There are two things that drive me nuts about the right wing rhetoric over regulations. The first is that generic "regulations" are somehow a massive problem, not things that make our environment cleaner, our working conditions safer, and allow capitalism function to run in a smoother, less destructive manner. I'm sure there are a few outdated ones in there that could be repealed, but let's not fool ourselves into thinking that this is what people arguing for reducing regulations are talking about. They want to pollute at will, they don't particularly care if their workers are safe, all of this because they could make more money if those laws weren't there. When asshats like Mark Warner come up with actual proposals that "remove one regulation for every one added", without naming any actual regulations that are sooooo damaging to their business, you can basically assume they're trying to make things easier for companies to destroy our environment and murder more of their own workers with no penalties.

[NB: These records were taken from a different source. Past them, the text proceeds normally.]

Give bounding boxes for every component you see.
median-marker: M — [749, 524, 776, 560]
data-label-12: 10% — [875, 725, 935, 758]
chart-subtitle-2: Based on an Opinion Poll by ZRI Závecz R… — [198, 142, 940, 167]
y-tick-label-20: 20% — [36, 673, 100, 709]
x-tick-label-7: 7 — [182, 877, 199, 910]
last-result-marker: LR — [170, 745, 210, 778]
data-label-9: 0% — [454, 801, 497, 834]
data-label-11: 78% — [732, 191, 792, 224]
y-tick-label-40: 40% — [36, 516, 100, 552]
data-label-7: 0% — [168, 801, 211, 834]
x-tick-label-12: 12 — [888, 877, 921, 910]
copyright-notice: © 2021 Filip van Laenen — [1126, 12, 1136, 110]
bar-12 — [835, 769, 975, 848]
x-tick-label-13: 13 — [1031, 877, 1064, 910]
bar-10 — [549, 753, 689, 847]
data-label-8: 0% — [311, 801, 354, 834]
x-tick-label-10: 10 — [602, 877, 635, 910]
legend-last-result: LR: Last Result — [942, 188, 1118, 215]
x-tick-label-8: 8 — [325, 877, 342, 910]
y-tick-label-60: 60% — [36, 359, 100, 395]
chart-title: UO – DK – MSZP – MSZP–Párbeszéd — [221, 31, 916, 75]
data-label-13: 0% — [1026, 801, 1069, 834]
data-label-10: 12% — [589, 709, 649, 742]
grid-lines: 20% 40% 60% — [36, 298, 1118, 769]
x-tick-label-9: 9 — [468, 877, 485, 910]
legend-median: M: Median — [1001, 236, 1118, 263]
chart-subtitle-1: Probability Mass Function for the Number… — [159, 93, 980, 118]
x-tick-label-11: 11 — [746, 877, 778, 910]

The second thing that drives me mad is the idea that any of these companies care about losing jobs. Really? In a climate where workers are being laid at companies raking in massive profits and people are fired every day simply for exercising their right to organize, but suddenly they care about jobs? Give me a break.

I'm guessing most of you knew that the OMGJOBKILLINGREGULATIONS stuff was bullshit anyway, but the fact that this came from Pro Publica, an outstanding journalistic enterprise is important as well.

Then again, since we live in a fact free environment where people lie constantly without any repercussions, it probably won't make a difference, but it's still important to have out there.

Those of us non-insane people who still believe in mostly factual discourse need something to read, right?

1 comment:

  1. I think I found this when Neu posted a link to it on FB. I'm not sure if you've seen it yet or not, but if not I thought you might like a potential explanation for the divide between the preference for mostly factual discourse and ... well, not.
    Be warned, it contains science - or at least some guy talking about science. He does a pretty good job explaining what the (potential) differences mean (and don't mean).